Create an Iceberg Table
Set table-format=ICEBERG in the table properties, or configure default-table-format=iceberg on the catalog to make all tables Iceberg by default.
The warehouse catalog property must be configured. The table location is derived as warehouse/database/table when no explicit location is specified.
Register an Existing Iceberg Table
To register an Iceberg table that already exists in S3, set metadata_location to the path of the existing metadata.json file during createTable(). In this mode, Gravitino registers the table in Glue without creating new metadata.
Iceberg Column Types
Iceberg tables use the Iceberg type system, which differs from Hive types. The following table lists the Gravitino types supported for Iceberg tables and how they map to Iceberg types:
| Gravitino Data Type | Iceberg Data Type | Notes |
|---|---|---|
boolean | boolean | |
byte | int | Widened to 32-bit integer |
short | int | Widened to 32-bit integer |
integer | int | |
long | long | |
float | float | |
double | double | |
decimal(p, s) | decimal(p, s) | |
string | string | |
varchar | string | Iceberg has no variable-length char types |
char | string | Iceberg has no variable-length char types |
date | date | |
time(6) | time | Only microsecond precision (6) is supported |
timestamp(6) | timestamp | Only microsecond precision (6) is supported |
timestamptz(6) | timestamptz | Only microsecond precision (6) is supported |
binary | binary | |
fixed(n) | binary | Mapped to variable-length binary |
uuid | uuid | |
list | list | |
map | map | |
struct | struct |
Iceberg Table Alter Operations
For Iceberg tables, the following alter operations are supported:
| Operation | Gravitino Table Update Request |
|---|---|
| Add column | Add a column |
| Delete column | Delete a column |
| Rename column | Rename a column |
| Update column type | Update the type of a column |
| Update column comment | Update the column comment |
| Update column nullability | Update column nullability |
| Set table property | Set a table property |
| Remove table property | Remove a table property |
Schema changes and property changes are committed in two separate Iceberg transactions. If the schema commit succeeds but the property commit fails, the table is left in a partially altered state.
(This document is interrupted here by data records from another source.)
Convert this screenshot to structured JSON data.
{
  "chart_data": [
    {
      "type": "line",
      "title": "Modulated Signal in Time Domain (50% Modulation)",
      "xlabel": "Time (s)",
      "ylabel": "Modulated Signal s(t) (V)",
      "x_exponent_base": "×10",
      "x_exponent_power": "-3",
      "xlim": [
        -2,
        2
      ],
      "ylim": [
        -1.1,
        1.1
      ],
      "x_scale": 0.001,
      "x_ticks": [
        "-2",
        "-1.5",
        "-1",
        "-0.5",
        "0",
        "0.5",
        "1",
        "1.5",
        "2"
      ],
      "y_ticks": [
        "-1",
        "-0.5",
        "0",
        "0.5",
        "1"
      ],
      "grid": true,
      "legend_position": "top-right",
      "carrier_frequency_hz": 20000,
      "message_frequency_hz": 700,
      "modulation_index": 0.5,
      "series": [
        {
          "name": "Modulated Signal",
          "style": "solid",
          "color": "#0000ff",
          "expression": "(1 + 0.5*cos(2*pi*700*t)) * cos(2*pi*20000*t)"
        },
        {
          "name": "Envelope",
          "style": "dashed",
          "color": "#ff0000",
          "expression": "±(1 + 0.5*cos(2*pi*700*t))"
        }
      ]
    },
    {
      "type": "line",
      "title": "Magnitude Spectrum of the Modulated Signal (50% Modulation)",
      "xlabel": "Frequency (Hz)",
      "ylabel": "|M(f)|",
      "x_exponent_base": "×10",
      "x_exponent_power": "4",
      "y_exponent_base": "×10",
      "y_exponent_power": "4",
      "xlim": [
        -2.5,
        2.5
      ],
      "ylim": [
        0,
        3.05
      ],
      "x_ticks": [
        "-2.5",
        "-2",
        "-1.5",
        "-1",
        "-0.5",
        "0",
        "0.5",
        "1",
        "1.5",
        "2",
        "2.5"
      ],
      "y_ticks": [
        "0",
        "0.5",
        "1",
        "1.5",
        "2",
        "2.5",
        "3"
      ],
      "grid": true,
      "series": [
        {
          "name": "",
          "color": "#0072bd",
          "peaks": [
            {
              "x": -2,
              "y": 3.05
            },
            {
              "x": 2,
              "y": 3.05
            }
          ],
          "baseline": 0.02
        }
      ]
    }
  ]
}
Nested column operations (add, delete, rename, type update) are not supported for Iceberg tables via this catalog.
Security
AWS IAM Permissions
The IAM policy attached to the credential used by the Glue catalog must cover both Glue metadata access and S3 data access:
{
"Version": "2012-10-17",
"Statement": [
{
"Sid": "GlueMetadataAccess",
"Effect": "Allow",
"Action": [
"glue:GetCatalog",
"glue:GetDatabase", "glue:GetDatabases",
"glue:CreateDatabase", "glue:UpdateDatabase", "glue:DeleteDatabase",
"glue:GetTable", "glue:GetTables",
"glue:CreateTable", "glue:UpdateTable", "glue:DeleteTable",
"glue:GetPartition", "glue:GetPartitions",
"glue:CreatePartition", "glue:DeletePartition"
],
"Resource": [
"arn:aws:glue:<region>:<account-id>:catalog",
"arn:aws:glue:<region>:<account-id>:database/*",
"arn:aws:glue:<region>:<account-id>:table/*/*"
]
},
{
"Sid": "S3DataAccess",
"Effect": "Allow",
"Action": [
"s3:GetObject", "s3:PutObject", "s3:DeleteObject", "s3:ListBucket"
],
"Resource": [
"arn:aws:s3:::<warehouse-bucket>",
"arn:aws:s3:::<warehouse-bucket>/*"
]
}
]
}